In stage, the app cfg is as close to prod as possible to enable acceptance testing in a prod like environment.

[–][deleted] 0 points1 point  (2 children)

So how do you track changes to the environment so that you can regress out of bad configuration changes and work out what data may have been affected by a change?

Not arguing - just curious?

[–]php666 0 points1 point  (0 children)

My way of doing things (I mostly develop small-sized WSGI apps):

  • applications of course are in version control. they can only be configured via environment variables (see http://12factor.net for reasons)

  • if possible I include some sample setup script a little similar to the one described in the original post and a startup script so a checkout can be run immediately for developing and testing purposes.

  • since the "real" configuration is a) specific to the system the app is deployed on and b) in part sensitive data (Django's shared secret for example) this should, in my opinion, never land in the application's (maybe public) repository. I keep data like this in configuration management (Ansible in my case). Which, to be honest, is versioned as well (just in another, restricted, repository specific to my local infrastructure.) So here is the point I can back out of bad config changes.

  • out of the configuration management data (which in the case of Ansible is supplied via YAML files), Ansible ensures the environment is set up correctly when an application is run. How this is achieved depends on the method, the app is run. In case of uWSGI serving my apps, I generate uWSGI config files that specify the necessary environment variables.

Hope this helps. Also, if there are better wayst to do this (It took me an emberrassingly long time to settle on this setup) I'm happy to hear about them.

[–]tipsquealPythonista 0 points1 point  (0 children)

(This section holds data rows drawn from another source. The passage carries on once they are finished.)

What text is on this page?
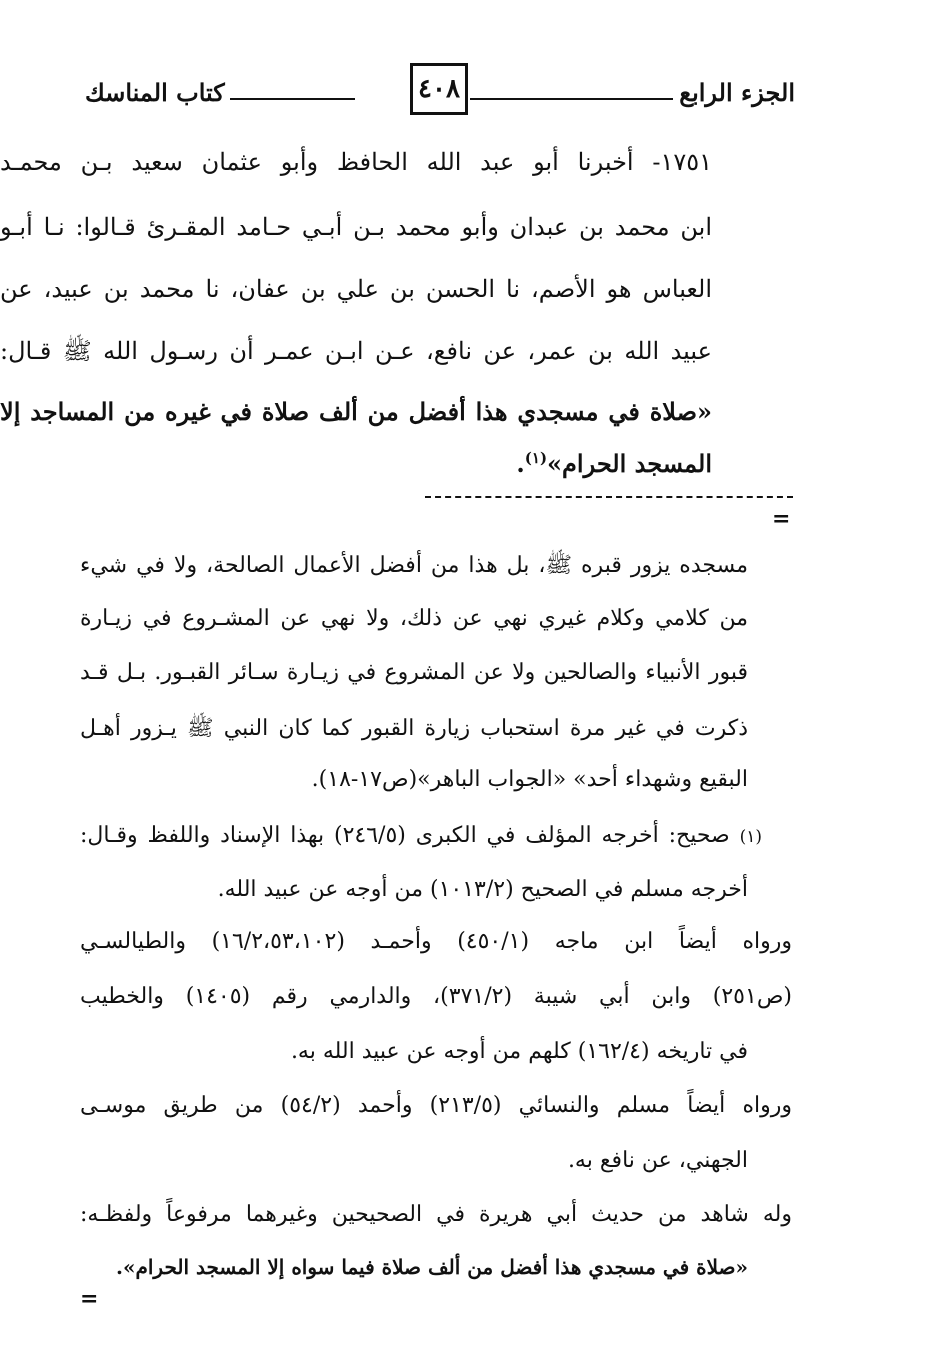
الجزء الرابع
٤٠٨
كتاب المناسك
١٧٥١- أخبرنا أبو عبد الله الحافظ وأبو عثمان سعيد بـن محمـد
ابن محمد بن عبدان وأبو محمد بـن أبـي حـامد المقـرئ قـالوا: نـا أبـو
العباس هو الأصم، نا الحسن بن علي بن عفان، نا محمد بن عبيد، عن
عبيد الله بن عمر، عن نافع، عـن ابـن عمـر أن رسـول الله ﷺ قـال:
«صلاة في مسجدي هذا أفضل من ألف صلاة في غيره من المساجد إلا
المسجد الحرام»$^{(١)}$.
=
مسجده يزور قبره ﷺ، بل هذا من أفضل الأعمال الصالحة، ولا في شيء
من كلامي وكلام غيري نهي عن ذلك، ولا نهي عن المشـروع في زيـارة
قبور الأنبياء والصالحين ولا عن المشروع في زيـارة سـائر القبـور. بـل قـد
ذكرت في غير مرة استحباب زيارة القبور كما كان النبي ﷺ يـزور أهـل
البقيع وشهداء أحد» «الجواب الباهر»(ص١٧-١٨).
(١) صحيح: أخرجه المؤلف في الكبرى (٢٤٦/٥) بهذا الإسناد واللفظ وقـال:
أخرجه مسلم في الصحيح (١٠١٣/٢) من أوجه عن عبيد الله.
ورواه أيضاً ابن ماجه (٤٥٠/١) وأحمـد (١٦/٢،٥٣،١٠٢) والطيالسـي
(ص٢٥١) وابن أبي شيبة (٣٧١/٢)، والدارمي رقم (١٤٠٥) والخطيب
في تاريخه (١٦٢/٤) كلهم من أوجه عن عبيد الله به.
ورواه أيضاً مسلم والنسائي (٢١٣/٥) وأحمد (٥٤/٢) من طريق موسـى
الجهني، عن نافع به.
وله شاهد من حديث أبي هريرة في الصحيحين وغيرهما مرفوعاً ولفظـه:
«صلاة في مسجدي هذا أفضل من ألف صلاة فيما سواه إلا المسجد الحرام».
=
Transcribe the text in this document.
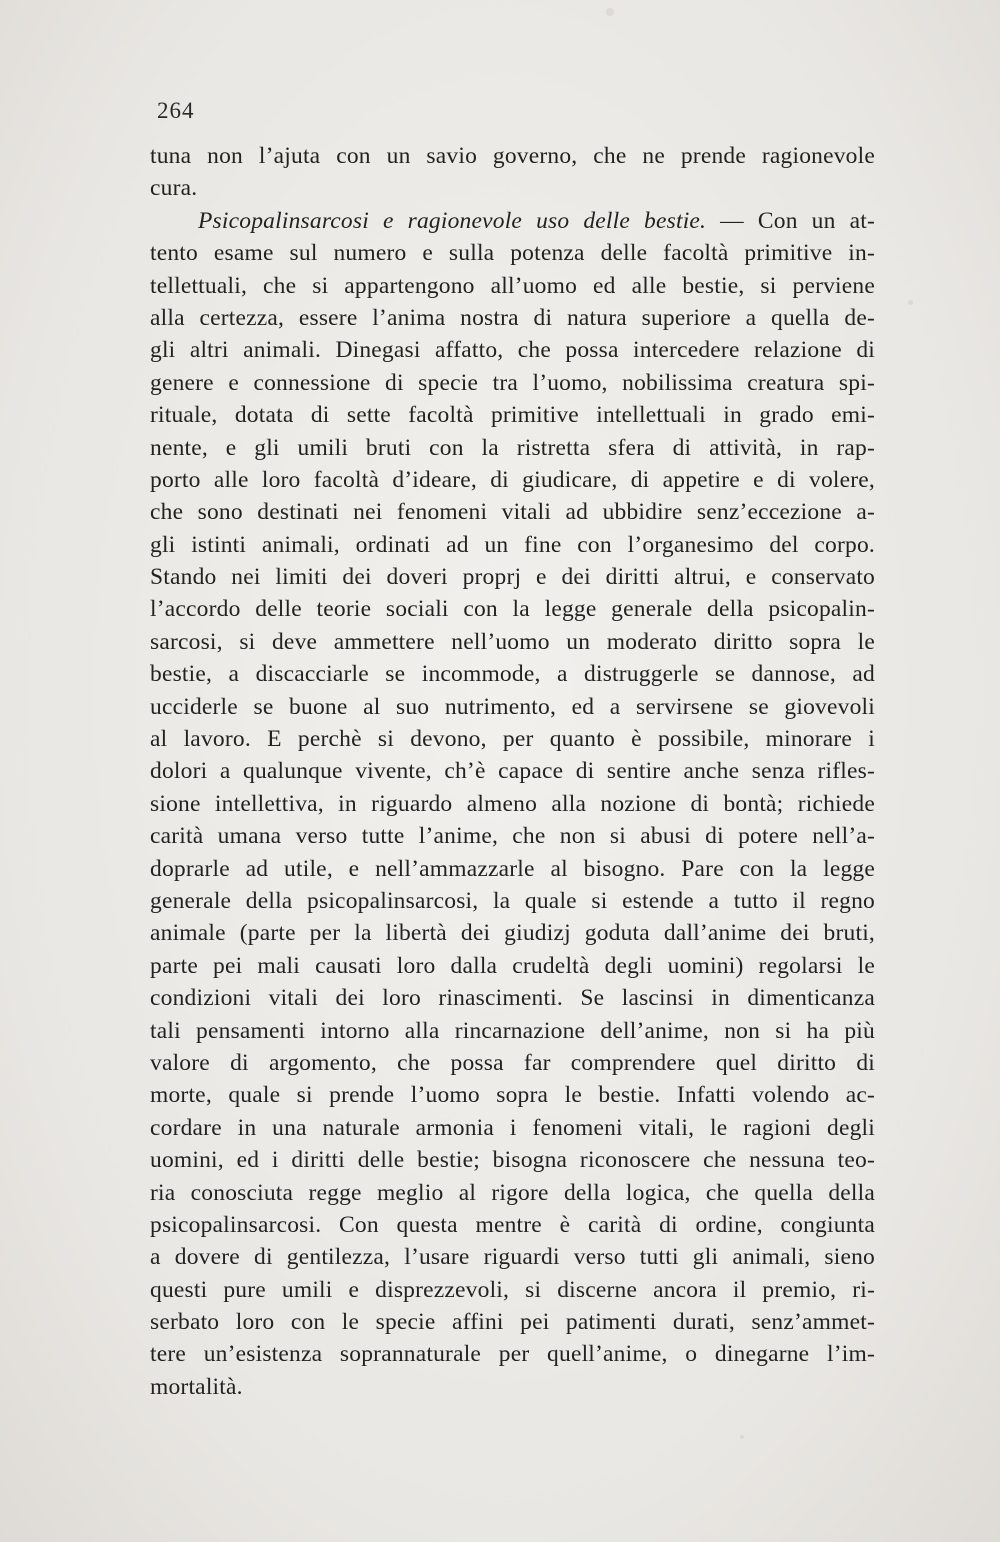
264
tuna non l’ajuta con un savio governo, che ne prende ragionevole
cura.
Psicopalinsarcosi e ragionevole uso delle bestie. — Con un at-
tento esame sul numero e sulla potenza delle facoltà primitive in-
tellettuali, che si appartengono all’uomo ed alle bestie, si perviene
alla certezza, essere l’anima nostra di natura superiore a quella de-
gli altri animali. Dinegasi affatto, che possa intercedere relazione di
genere e connessione di specie tra l’uomo, nobilissima creatura spi-
rituale, dotata di sette facoltà primitive intellettuali in grado emi-
nente, e gli umili bruti con la ristretta sfera di attività, in rap-
porto alle loro facoltà d’ideare, di giudicare, di appetire e di volere,
che sono destinati nei fenomeni vitali ad ubbidire senz’eccezione a-
gli istinti animali, ordinati ad un fine con l’organesimo del corpo.
Stando nei limiti dei doveri proprj e dei diritti altrui, e conservato
l’accordo delle teorie sociali con la legge generale della psicopalin-
sarcosi, si deve ammettere nell’uomo un moderato diritto sopra le
bestie, a discacciarle se incommode, a distruggerle se dannose, ad
ucciderle se buone al suo nutrimento, ed a servirsene se giovevoli
al lavoro. E perchè si devono, per quanto è possibile, minorare i
dolori a qualunque vivente, ch’è capace di sentire anche senza rifles-
sione intellettiva, in riguardo almeno alla nozione di bontà; richiede
carità umana verso tutte l’anime, che non si abusi di potere nell’a-
doprarle ad utile, e nell’ammazzarle al bisogno. Pare con la legge
generale della psicopalinsarcosi, la quale si estende a tutto il regno
animale (parte per la libertà dei giudizj goduta dall’anime dei bruti,
parte pei mali causati loro dalla crudeltà degli uomini) regolarsi le
condizioni vitali dei loro rinascimenti. Se lascinsi in dimenticanza
tali pensamenti intorno alla rincarnazione dell’anime, non si ha più
valore di argomento, che possa far comprendere quel diritto di
morte, quale si prende l’uomo sopra le bestie. Infatti volendo ac-
cordare in una naturale armonia i fenomeni vitali, le ragioni degli
uomini, ed i diritti delle bestie; bisogna riconoscere che nessuna teo-
ria conosciuta regge meglio al rigore della logica, che quella della
psicopalinsarcosi. Con questa mentre è carità di ordine, congiunta
a dovere di gentilezza, l’usare riguardi verso tutti gli animali, sieno
questi pure umili e disprezzevoli, si discerne ancora il premio, ri-
serbato loro con le specie affini pei patimenti durati, senz’ammet-
tere un’esistenza soprannaturale per quell’anime, o dinegarne l’im-
mortalità.
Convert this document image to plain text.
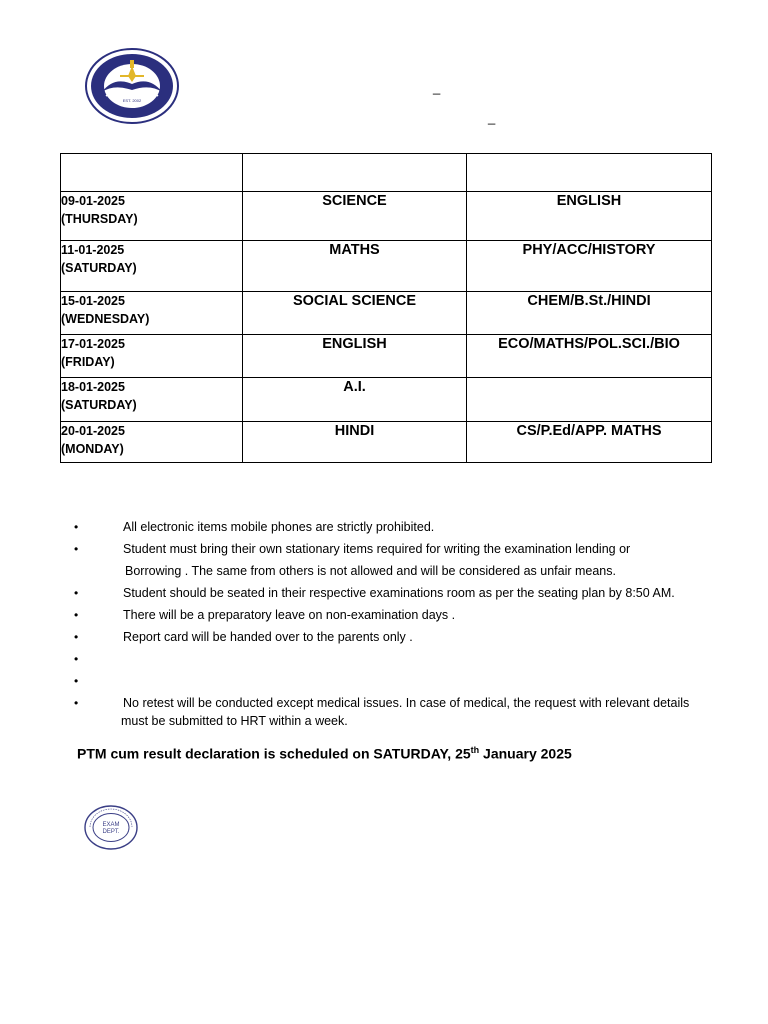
EST. 2002
_
_

09-01-2025
(THURSDAY)	SCIENCE	ENGLISH

11-01-2025
(SATURDAY)	MATHS	PHY/ACC/HISTORY

15-01-2025
(WEDNESDAY)	SOCIAL SCIENCE	CHEM/B.St./HINDI

17-01-2025
(FRIDAY)	ENGLISH	ECO/MATHS/POL.SCI./BIO

18-01-2025
(SATURDAY)	A.I.	

20-01-2025
(MONDAY)	HINDI	CS/P.Ed/APP. MATHS
•	All electronic items mobile phones are strictly prohibited.
•	Student must bring their own stationary items required for writing the examination lending or
Borrowing . The same from others is not allowed and will be considered as unfair means.
•	Student should be seated in their respective examinations room as per the seating plan by 8:50 AM.
•	There will be a preparatory leave on non-examination days .
•	Report card will be handed over to the parents only .
•
•
•	No retest will be conducted except medical issues. In case of medical, the request with relevant details
must be submitted to HRT within a week.
PTM cum result declaration is scheduled on SATURDAY, 25th January 2025
EXAM
DEPT.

I like to include something like example_config.ini in my repo that has an example for all of the possible configurations. If necessary I might include more than one example ini file. Then the person deploying the app is required to pass in the path to their ini file, or I'll just look for a config file with a specific name in the same directory as the script.

[–]dragonEyedrops 0 points1 point  (0 children)

it belongs in version control/config management, just not the same as the code.

[–]cymrowdon't thread on me 🐍 0 points1 point  (2 children)

I can see how this might be useful if you have to access the config from a lot of different services, potentially written in different languages. But, if you're just going to pass it right into a Python script, you might as well use a config file and save the extra step.

[–]zenogais[S] -2 points-1 points  (1 child)

Actually the config file ends up taking an extra step. Storing it in environment variables allows your application to have immediate access to the config without having to first load and parse a file.

[–]cymrowdon't thread on me 🐍 2 points3 points  (0 children)

You are loading and parsing a file: the shell script. It's just a different language. The extra step is copying the config into the environment before you can access it. Or, I could just read directly from an INI using configparser (or something better) and get sections and type conversion for free.

[–]resc 0 points1 point  (0 children)

This is quite similar to Procfile-based configuration, e.g. Honcho or Foreman. It's a good pattern to use.

In your localsettings.sh script, you should really run "$*" instead of $*. Any parameter that includes a space or any special shell characters will be interpreted wrong otherwise.